G Bucks

1. A method, invented by pro Phil Galfond, of estimating equity after running a certain scenario many times over.

Explained

G-Bucks, similarly to Sklansky Dollars, are an accurate way of estimating equity. Sklansky Dollars use the actual hands in play, while G-Bucks use an opponent's entire range.

Example

To use the G-Bucks concept, you first need to understand Sklansky Dollars. Simply put, to track how many Sklansky Dollars you win, you look at the percentage chance you had to win a given hand when the money went in the pot, and then multiply that by the amount of money in the middle. So for example, if you get all-in preflop with AA vs. QQ and lose a $20K pot, you lost $10K in real dollars, however you won roughly $8K in Sklansky Dollars because you should win the hand about 80% of the time.

Phil Galfond has taken Sklansky's concept to the next level by applying it to hand ranges. Let's say you raise UTG with QQ. Sklansky would apply his theory to just your hand - QQ - but G-Bucks takes your whole UTG raising range into consideration, so something like 88+, AJs+, AQo+. Keeping ranges in mind, you can move on to a more specific example:

Let's say you're playing a $25-$50 NL ring game and get involved in a heads-up pot with an opponent who's only sitting with $500. You decide before the hand that you're going to move all-in with a range of 88+, AJs+, AQo+. You end up getting TT, moving all-in, and losing to KJo when your opponent calls.

Using PokerStove, you can run your range of hands vs. your opponent's exact hand, and see that: {88+, AJs+, AQo+} = 66%, {KJo} = 34%. Thus, you will win 66% of the time when you go all-in with this range and get called by KJo. Here is the monetary interpretation:

Real Dollars: You lost the pot, so you lost $500 real dollars.

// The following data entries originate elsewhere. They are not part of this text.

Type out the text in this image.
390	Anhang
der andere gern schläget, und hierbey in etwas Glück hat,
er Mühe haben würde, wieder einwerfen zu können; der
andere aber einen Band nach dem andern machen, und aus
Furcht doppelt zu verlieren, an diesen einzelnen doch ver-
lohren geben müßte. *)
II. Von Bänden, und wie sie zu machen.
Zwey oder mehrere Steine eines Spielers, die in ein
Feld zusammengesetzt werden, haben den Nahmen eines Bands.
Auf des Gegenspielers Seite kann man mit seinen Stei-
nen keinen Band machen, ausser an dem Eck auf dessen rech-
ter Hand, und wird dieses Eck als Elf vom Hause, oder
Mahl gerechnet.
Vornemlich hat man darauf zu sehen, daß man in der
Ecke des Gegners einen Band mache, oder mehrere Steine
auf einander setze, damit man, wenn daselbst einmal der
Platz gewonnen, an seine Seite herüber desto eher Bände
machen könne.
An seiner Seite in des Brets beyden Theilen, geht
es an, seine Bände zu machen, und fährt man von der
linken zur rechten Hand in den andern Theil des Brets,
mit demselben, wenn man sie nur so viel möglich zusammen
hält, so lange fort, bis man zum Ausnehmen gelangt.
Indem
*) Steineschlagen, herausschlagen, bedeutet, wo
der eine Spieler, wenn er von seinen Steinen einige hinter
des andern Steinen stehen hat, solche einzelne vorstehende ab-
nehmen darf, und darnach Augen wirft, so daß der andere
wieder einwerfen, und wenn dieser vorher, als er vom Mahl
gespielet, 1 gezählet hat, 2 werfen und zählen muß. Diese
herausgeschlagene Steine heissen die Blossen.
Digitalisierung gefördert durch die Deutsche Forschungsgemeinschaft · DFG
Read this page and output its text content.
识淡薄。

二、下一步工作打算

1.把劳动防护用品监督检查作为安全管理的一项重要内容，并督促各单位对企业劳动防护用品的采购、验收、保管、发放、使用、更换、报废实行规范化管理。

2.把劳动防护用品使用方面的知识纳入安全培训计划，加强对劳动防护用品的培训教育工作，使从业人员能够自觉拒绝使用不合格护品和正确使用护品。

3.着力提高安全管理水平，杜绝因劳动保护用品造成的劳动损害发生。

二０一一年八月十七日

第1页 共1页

Sklansky Dollars: TT is a 56% favorite vs. KJo, so $1000 (the pot) x .56 is $560 - $500 (your initial investment in the pot) = $60 Sklansky Dollars.

G-Bucks: As calculated, your range is 66% against KJo which means that on average, you win $660 from the $1000 pot, or $160 G-Bucks.

A More Practical Example

Let's say you get dealt JdJs on the button in a $25-$50 NL ring game. The player UTG makes it $150 to go and the action folds around to you and after you flat, everyone behind folds. The pot is heads-up. The flop comes down Qs-8h-4d. UTG leads out $225 into $375 and you call, making the pot $825. When the 3s falls on the turn, UTG again leads, this time for $500, and you decide to call once more. The pot is now $1825, and when the river bricks the 3h, your opponent bets $1825. So, how can G-Bucks help you here?

Well, first you must assign your opponent a reasonable range for betting all three streets, which is probably something like AA, KK, QQ, and AsKs. As you can tell, this is a clear fold, as you only beat one of his possible holdings, but for the sake of G-Bucks the numbers are as follows:

Board: Qs 8h 4c 3s 3h - {JdJs} = 6.3%, {QQ+, AsKs} = 93.7%

So, using G-Bucks, you can calculate that on average, calling would yield you: .063 x $3700 - $1825 = -$1591.90 G-Bucks. In sum, Phil Galfond would want you to fold.